Nel suo discorso alla Camera, Giorgia Meloni ha raccontato di aver iniziato a fare politica a 15 anni, "il giorno dopo la strage di Via D'Amelio, nella quale la mafia uccise il giudice Paolo Borsellino, spinta dall'idea che non si potesse rimanere a guardare, che la rabbia e l'indignazione andassero tradotte in impegno civico. Il percorso che mi ha portato oggi a essere Presidente del Consiglio nasce dall'esempio di quell'eroe".

Chissà cosa ne penserebbe quell'eroe, ucciso dalla mafia con la complicità dello Stato, del fatto che la neo-premier dichiari di ispirarsi a lui e, allo stesso tempo, annoveri tra i suoi maggiori alleati Forza Italia, partito fondato da Berlusconi nel 1993 insieme a Marcello Dell'Utri, condannato a 7 anni di reclusione per concorso esterno in associazione mafiosa. Chissà cosa ne penserebbe quell'eroe, sapendo che Dell'Utri e Berlusconi sono tuttora indagati dalla Procura di Firenze per il presunto ruolo di "mandanti esterni" delle stragi mafiose del 1993 a Firenze e a Milano, nelle quali morirono 10 persone.

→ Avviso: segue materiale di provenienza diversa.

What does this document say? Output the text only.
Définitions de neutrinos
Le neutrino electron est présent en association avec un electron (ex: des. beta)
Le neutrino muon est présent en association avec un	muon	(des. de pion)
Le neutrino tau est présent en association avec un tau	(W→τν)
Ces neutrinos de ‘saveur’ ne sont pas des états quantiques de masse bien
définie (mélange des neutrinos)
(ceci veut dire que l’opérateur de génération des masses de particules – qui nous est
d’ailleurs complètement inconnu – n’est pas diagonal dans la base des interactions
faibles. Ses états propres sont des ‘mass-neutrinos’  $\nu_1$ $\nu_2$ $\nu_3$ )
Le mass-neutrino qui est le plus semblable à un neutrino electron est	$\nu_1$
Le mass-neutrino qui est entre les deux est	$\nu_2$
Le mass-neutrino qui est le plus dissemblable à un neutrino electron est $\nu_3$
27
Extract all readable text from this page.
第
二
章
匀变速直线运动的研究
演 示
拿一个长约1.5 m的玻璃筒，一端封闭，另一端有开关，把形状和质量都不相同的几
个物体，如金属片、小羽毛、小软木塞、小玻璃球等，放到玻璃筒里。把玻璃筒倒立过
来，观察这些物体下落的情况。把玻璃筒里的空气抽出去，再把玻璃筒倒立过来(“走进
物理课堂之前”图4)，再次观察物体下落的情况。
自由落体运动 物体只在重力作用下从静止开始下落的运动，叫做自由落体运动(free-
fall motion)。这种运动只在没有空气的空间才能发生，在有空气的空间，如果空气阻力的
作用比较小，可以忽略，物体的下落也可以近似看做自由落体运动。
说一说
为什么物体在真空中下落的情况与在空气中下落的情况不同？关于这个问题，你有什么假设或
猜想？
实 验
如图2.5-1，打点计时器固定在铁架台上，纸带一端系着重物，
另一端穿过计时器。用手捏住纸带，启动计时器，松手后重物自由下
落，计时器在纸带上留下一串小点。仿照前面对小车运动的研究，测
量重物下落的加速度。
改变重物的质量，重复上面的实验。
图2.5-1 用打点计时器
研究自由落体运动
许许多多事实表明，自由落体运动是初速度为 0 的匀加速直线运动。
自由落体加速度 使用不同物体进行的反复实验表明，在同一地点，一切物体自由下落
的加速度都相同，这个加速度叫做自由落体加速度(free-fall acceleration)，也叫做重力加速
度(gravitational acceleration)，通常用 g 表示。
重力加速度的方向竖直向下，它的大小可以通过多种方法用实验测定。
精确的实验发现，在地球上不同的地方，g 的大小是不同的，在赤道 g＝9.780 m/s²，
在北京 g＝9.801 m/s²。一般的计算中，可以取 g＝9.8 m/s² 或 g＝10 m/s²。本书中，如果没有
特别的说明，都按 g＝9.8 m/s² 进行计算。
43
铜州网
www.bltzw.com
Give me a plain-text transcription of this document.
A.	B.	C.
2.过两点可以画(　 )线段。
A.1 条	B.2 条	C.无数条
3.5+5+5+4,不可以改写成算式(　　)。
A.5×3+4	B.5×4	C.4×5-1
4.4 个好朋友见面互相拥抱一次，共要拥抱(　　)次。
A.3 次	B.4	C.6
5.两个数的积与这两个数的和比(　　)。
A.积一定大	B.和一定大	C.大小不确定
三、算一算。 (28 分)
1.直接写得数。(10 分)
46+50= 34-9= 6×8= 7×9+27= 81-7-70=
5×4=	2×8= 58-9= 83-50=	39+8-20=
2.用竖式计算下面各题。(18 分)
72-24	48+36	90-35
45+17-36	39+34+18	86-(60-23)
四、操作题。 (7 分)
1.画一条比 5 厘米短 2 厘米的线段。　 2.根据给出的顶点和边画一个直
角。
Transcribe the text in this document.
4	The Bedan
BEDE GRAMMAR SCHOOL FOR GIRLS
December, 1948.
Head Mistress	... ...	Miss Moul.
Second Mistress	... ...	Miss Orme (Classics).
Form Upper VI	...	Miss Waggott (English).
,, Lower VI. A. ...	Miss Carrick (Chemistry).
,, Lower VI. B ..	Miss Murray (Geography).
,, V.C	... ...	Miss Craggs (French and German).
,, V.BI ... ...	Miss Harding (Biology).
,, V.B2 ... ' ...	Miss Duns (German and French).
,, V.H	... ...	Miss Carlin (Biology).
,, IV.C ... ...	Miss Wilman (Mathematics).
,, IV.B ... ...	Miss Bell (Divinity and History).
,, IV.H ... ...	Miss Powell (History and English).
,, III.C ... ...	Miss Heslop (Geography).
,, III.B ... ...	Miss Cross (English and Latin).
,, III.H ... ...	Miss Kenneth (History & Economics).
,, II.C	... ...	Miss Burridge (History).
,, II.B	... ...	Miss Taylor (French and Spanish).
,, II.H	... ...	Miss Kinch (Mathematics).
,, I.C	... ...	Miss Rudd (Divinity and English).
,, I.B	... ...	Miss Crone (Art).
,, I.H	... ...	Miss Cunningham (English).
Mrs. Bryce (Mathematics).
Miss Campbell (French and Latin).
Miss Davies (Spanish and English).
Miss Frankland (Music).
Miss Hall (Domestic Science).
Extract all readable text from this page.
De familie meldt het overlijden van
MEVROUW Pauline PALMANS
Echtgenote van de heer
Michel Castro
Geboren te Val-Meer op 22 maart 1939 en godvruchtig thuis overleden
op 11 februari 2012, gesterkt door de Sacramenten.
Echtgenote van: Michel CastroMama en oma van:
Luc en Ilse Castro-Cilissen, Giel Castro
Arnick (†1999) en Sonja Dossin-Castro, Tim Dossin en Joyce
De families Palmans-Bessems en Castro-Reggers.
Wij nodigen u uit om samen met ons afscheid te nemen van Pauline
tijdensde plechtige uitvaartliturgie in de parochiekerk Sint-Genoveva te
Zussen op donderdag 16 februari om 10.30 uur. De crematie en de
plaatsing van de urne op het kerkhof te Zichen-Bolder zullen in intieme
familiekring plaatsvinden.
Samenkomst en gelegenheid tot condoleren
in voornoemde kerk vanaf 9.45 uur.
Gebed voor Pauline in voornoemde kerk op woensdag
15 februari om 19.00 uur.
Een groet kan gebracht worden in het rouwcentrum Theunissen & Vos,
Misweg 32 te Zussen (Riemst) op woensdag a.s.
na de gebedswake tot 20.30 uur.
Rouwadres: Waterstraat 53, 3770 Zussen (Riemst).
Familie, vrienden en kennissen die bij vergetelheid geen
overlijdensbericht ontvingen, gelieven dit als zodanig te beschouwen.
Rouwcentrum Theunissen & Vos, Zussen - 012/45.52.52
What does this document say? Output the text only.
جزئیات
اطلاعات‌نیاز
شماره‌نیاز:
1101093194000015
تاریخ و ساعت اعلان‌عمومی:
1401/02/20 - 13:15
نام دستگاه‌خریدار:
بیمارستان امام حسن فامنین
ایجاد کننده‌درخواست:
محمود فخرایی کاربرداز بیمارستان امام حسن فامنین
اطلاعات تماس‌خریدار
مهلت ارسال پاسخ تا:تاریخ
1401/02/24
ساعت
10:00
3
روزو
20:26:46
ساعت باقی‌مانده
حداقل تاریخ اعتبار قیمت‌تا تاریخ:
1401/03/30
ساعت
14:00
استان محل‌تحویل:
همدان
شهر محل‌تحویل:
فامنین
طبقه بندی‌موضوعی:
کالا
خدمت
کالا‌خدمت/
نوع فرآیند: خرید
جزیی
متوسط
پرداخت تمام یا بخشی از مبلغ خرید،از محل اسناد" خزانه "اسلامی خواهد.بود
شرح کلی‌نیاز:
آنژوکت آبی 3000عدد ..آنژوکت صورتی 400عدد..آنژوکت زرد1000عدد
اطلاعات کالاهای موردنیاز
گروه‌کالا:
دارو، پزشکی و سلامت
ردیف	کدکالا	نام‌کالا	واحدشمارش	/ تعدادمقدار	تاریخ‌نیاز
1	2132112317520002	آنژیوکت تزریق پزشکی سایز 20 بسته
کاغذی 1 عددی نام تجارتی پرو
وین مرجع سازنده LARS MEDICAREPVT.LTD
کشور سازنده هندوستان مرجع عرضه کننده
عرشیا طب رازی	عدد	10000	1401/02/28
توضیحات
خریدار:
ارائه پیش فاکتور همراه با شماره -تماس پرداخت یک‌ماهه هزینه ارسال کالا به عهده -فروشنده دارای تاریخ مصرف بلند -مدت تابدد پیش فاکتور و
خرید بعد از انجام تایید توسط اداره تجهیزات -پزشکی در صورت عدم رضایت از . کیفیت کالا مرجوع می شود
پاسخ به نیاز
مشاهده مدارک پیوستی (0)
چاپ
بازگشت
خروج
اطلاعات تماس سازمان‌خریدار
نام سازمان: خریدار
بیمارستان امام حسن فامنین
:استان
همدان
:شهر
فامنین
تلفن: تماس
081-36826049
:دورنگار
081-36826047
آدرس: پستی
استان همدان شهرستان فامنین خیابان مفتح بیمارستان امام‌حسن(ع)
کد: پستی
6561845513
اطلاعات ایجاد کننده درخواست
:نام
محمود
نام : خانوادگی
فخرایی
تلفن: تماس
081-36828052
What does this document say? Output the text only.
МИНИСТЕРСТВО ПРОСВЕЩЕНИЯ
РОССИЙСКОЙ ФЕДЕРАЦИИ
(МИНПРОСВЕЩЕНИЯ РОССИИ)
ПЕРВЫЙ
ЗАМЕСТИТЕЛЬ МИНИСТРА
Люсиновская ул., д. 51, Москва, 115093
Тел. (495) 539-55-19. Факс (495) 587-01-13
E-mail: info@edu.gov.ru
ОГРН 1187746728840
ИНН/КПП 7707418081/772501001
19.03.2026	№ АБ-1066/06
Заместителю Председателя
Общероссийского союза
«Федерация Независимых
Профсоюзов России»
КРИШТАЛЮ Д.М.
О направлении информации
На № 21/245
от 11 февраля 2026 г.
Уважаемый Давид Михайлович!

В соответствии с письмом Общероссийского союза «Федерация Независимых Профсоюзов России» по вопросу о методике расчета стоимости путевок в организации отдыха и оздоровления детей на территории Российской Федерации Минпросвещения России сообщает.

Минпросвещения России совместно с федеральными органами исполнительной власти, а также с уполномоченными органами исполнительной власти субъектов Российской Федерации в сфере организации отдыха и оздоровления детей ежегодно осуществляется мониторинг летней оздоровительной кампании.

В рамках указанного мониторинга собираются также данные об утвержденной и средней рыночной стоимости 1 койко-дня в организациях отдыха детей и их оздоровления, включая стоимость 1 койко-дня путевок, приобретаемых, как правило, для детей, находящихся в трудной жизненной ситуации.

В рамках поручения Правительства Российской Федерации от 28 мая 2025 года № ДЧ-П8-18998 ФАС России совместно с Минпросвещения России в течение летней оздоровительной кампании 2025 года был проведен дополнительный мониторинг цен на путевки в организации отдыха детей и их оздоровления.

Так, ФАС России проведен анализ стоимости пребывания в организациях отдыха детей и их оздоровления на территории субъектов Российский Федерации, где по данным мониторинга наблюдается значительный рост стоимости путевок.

Nella sua ultima intervista del 21 maggio 1992, rilasciata ai giornalisti di "Canal Plus" Jean Pierre Moscardo e Fabrizio Calvi, Paolo Borsellino parlò a lungo di Marcello Dell'Utri e soprattutto di Vittorio Mangano, un mafioso pluriomicida che lavorò per Berlusconi nella sua villa di Arcore, col ruolo ufficiale di stalliere ma che, spiega Borsellino, era in realtà una delle "teste di ponte dell'organizzazione mafiosa nel Nord Italia". Secondo la Procura della Repubblica di Palermo, Dell'Utri era a conoscenza dello "spessore delinquenziale" di Mangano quando lo fece assumere a Villa San Martino e, nella sentenza di condanna in Cassazione, si legge che Dell'Ultri avrebbe svolto il ruolo di "mediatore" tra Cosa Nostra e Berlusconi: per lunghi anni, il leader di FI avrebbe pagato l'associazione criminale per proteggere i suoi familiari e svolgere senza danni la sua attività imprenditoriale.

Dice Meloni che, dall'esempio di Borsellino, è nato il suo percorso terminato in questi giorni con la presidenza del Consiglio dei Ministri. Probabilmente la premier non conosce la storia (o, probabilmente, fa finta di non conoscerla) del cofondatore palermitano di Forza Italia e del suo caro amico Silvio, che la mafia la finanziò e che ora governa al suo fianco. Di sicuro, Meloni ha davvero un gran coraggio per sedersi al tavolo con certi alleati – la cui storia parla (male) per loro – e poi dichiarare d'ispirarsi a chi ha sacrificato la propria vita per la lotta alla mafia. Riecheggiano nella memoria le parole di Salvatore Borsellino, quando vide l'ex presidente del Senato Schifani depositare una corona di fiori, davanti all'ulivo piantato nel cratere dell'esplosione che uccise suo fratello: "Questo è il nostro eroe, questi sono i nostri eroi, questi eroi li lasci onorare a noi come noi sappiamo onorarli".